Der Institutionalisierung der Schiedsgerichtsbarkeit im Erbrecht lag der Gedanke zugrunde, dass immer häufiger die oft hohen Vermögenswerte auf dem Weg in die nächste Generation in Verfahren vor den ordentlichen Gerichten vielfach zerstritten werden.

Die DSE beschränkt die oft über mehrere Jahre, wenn nicht gar Jahrzehnte andauernden Streitigkeiten auf einen erstinstanzlichen und in der Regel nur wenige Monate dauernden Schiedsverfahrensweg.
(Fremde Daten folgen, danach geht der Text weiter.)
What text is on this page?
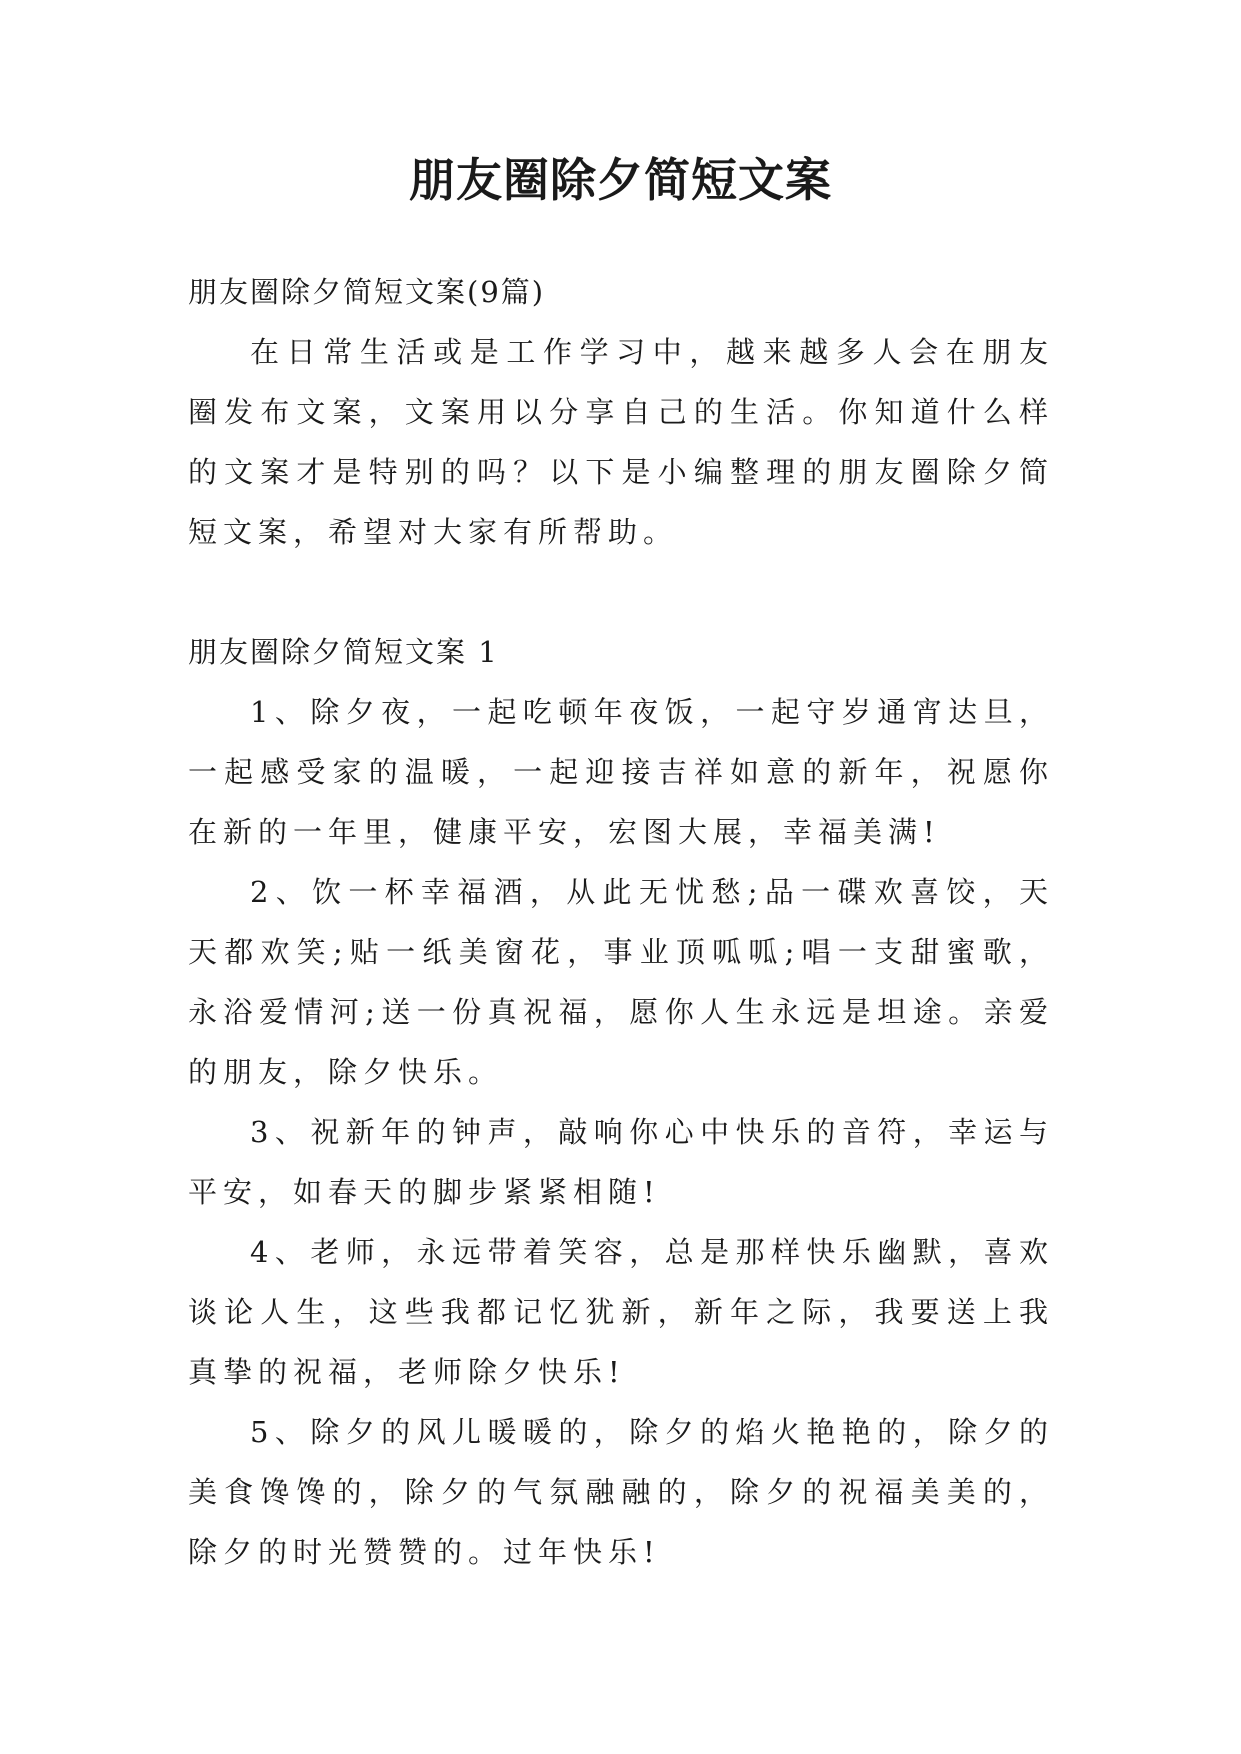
朋友圈除夕简短文案

朋友圈除夕简短文案(9篇)

在日常生活或是工作学习中，越来越多人会在朋友圈发布文案，文案用以分享自己的生活。你知道什么样的文案才是特别的吗？以下是小编整理的朋友圈除夕简短文案，希望对大家有所帮助。

朋友圈除夕简短文案 1

1、除夕夜，一起吃顿年夜饭，一起守岁通宵达旦，一起感受家的温暖，一起迎接吉祥如意的新年，祝愿你在新的一年里，健康平安，宏图大展，幸福美满!

2、饮一杯幸福酒，从此无忧愁;品一碟欢喜饺，天天都欢笑;贴一纸美窗花，事业顶呱呱;唱一支甜蜜歌，永浴爱情河;送一份真祝福，愿你人生永远是坦途。亲爱的朋友，除夕快乐。

3、祝新年的钟声，敲响你心中快乐的音符，幸运与平安，如春天的脚步紧紧相随!

4、老师，永远带着笑容，总是那样快乐幽默，喜欢谈论人生，这些我都记忆犹新，新年之际，我要送上我真挚的祝福，老师除夕快乐!

5、除夕的风儿暖暖的，除夕的焰火艳艳的，除夕的美食馋馋的，除夕的气氛融融的，除夕的祝福美美的，除夕的时光赞赞的。过年快乐!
Für ein gerechtes Verfahren hat die DSE eine einheitliche Schiedsordnung entwickelt und Schiedsrichter berufen, die anerkannte Experten auf ihrem Gebiet sind.
Aufgrund besonderer theoretischer Kenntnisse und praktischer Erfahrungen im Erbrecht sowie nach erfolgreicher Absolvierung des Schiedsrichterlehrgangs der Deutschen Schiedsgerichtbarkeit für Erbstreitigkeiten e.V. im Jahre 2012 darf ich die Bezeichnung

Schiedsrichterin für Erbstreitigkeiten (DSE) führen

Vorteile des Schiedsverfahrens ..
Die Vorteile eines Schiedsverfahrens im Vergleich zur staatlichen Gerichtsbarkeit lassen sich im wesentlichen auf vier Punkte zusammenfassen

kurze Verfahrensdauer
Ein Verfahren bei den ordentlichen Gerichten kann sich aus vielerlei Gründen oft über Jahre hinziehen. Die meisten Schiedsverfahren werden innerhalb weniger Monate erledigt, da die Schiedsrichter unabhängig terminieren können und es keine zweite Instanz gibt.

hohe Kompetenz
Von einem staatlichen Richter, der jährlich hunderte von Fällen zu entscheiden hat, ist die eingehende Befassung mit einem Erbfall nicht ohne weiteres zu erwarten, zumal es keine Fachgerichtsbarkeit im Erbrecht gibt. Die Schiedsrichter der DSE sind hingegen ausgewiesene Experten auf ihrem Gebiet, was durch langjährige praktische Erfahrungen und Publikationstätigkeit belegt ist.

überschaubare Kosten
Die Gerichtsgebühren für das Schiedsverfahren fallen nur einmal an, da es nur eine Instanz gibt. Ein Anwaltszwang besteht nicht, allerdings wird in der Praxis keine Partei auf anwaltlichen Beistand verzichten.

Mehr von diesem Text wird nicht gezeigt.